January 28, 2013

I’ve written in the past about how high CPU Ready values can cause performance problems in VMware vSphere environments. For those who don’t know, CPU Ready is a measure of the amount of time that a guest VM is ready to run, but the VMware ESXi CPU Scheduler on the host is not able to immediately allocate cycles to the guest because it is busy doing work for other VM’s. CPU Ready values are exposed through ESXTOP and in the vSphere Client.

I’m often called into customer environments to do performance troubleshooting, and CPU Ready is one of the first performance measurements I check my first few minutes in the environment (I also look at memory balloon driver metrics, disk latency, CPU utilization and memory utilization of both hosts and guest VM’s). Unfortunately, I’m often called in after the excrement has made physical contact with a hydro-electric powered oscillating air current distribution device, and the customer is demanding a quick fix. Checking a few basic metrics in the vSphere Client is often enough to put me on the trail of the problem.

Note that the summation value is shown on hosts, guest VM’s and guest vCPU’s in the vSphere client. The different counters have slightly different meanings. Host CPU Ready might be a bit higher than an individual guest VM’s CPU Ready counter, for example. Host CPU ready is a good value to look at if all the VM’s are suffering performance issues. If just a single or a few VM’s are suffering performance issues, look at the guest VM CPU Ready value. The guest VM CPU Ready value is a summation of the CPU Ready of each vCPU on the guest.

As a rule of thumb, a Real-Time CPU Ready value of 10% or greater on a vCPU indicates declining performance for server workloads (I usually go with a bit lower value for VMware View virtual desktops (VDI) as users are much more likely to perceive CPU Ready on desktops that they are actively using than on a server they are connected to through a client-server setup). Theoretically, on VM’s with multiple vCPU’s the guest VM counter is safe to go beyond 10% so long as the per-vCPU counter is under 10%. For 2 vCPU VM’s the whole VM CPU Ready value can hit 20%, for a 4 vCPU 40%, etc. before we hit that 10% rule of thumb (Because the ESX CPU Scheduler has to co-schedule all vCPU’s on a VM, bigger VM’s are more prone to CPU Ready on hosts with CPU contention. This probably offsets the theoretical vCPU percentages).

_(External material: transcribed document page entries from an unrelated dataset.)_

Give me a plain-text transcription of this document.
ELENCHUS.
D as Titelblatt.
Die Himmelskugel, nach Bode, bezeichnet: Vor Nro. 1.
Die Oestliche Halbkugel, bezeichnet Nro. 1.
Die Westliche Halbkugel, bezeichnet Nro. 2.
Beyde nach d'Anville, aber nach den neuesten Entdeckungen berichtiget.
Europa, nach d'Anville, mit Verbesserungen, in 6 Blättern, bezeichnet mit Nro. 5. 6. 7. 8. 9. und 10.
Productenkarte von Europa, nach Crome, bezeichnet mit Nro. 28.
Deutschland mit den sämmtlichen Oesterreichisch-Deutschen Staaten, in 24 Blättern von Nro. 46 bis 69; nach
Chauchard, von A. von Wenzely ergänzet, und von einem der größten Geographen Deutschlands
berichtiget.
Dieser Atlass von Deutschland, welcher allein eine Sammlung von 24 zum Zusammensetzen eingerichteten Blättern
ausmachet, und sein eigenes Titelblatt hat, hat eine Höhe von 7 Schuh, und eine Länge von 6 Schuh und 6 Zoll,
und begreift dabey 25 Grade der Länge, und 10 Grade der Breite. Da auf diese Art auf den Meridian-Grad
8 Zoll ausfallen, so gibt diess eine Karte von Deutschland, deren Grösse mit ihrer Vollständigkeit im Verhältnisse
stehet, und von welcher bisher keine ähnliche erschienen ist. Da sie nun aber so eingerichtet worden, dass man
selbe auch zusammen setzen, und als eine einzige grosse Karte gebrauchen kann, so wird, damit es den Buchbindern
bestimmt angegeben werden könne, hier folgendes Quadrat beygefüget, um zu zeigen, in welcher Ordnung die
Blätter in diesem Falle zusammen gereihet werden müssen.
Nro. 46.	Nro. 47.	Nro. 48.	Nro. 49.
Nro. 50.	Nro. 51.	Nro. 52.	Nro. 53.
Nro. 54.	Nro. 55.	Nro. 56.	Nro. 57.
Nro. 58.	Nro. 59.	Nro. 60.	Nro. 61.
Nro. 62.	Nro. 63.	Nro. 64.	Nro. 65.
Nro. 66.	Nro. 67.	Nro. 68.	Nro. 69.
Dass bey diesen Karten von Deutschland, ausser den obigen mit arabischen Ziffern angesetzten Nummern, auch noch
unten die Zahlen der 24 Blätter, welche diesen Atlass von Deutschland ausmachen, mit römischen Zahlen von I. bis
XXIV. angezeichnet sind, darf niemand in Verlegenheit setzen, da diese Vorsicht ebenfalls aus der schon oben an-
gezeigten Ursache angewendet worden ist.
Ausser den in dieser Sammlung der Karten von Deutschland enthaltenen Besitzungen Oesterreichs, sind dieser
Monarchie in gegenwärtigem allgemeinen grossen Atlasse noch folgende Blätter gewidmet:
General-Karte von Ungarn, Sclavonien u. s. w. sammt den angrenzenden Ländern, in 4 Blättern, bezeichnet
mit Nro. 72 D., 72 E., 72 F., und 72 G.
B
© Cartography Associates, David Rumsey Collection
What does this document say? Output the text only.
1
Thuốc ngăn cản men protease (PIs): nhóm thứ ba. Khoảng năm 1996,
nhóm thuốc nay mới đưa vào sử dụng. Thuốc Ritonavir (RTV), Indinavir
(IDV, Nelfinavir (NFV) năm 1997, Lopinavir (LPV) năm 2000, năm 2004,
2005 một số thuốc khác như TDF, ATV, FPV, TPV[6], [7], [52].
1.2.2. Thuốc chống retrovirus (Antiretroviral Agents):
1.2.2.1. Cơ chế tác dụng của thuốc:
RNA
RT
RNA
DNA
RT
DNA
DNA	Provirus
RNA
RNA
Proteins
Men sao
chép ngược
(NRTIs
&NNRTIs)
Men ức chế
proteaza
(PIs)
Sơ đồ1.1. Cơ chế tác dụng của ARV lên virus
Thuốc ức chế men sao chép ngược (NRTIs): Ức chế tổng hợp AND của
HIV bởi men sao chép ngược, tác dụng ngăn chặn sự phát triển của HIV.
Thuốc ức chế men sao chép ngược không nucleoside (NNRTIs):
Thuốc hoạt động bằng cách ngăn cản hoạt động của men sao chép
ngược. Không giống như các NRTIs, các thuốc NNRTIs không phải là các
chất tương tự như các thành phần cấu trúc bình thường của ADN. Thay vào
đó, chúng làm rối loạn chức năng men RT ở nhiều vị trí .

The problem, however, is that the vSphere Client shows CPU Ready as a Summation of Milliseconds of CPU Ready for the Sampling Period. Summation of milliseconds is not always an easy value to wrap your head around as the impact of the number changes depending on the VM configuration, the charting period (View) / sampling interval. In some cases a summation value of 2000 can indicate problems, and in other views 1,000,000 may be ok.

In the vSphere client, the chart/graph’s are shown with an update interval. The summation values are for the entire interval. For the ‘Realtime’ interval, we’re really looking at 20 second time slices. On the Past Day view, the interval is 5 minutes (300 seconds). Past week is 30 minutes, past month is 2 hours, and past year is 1 day.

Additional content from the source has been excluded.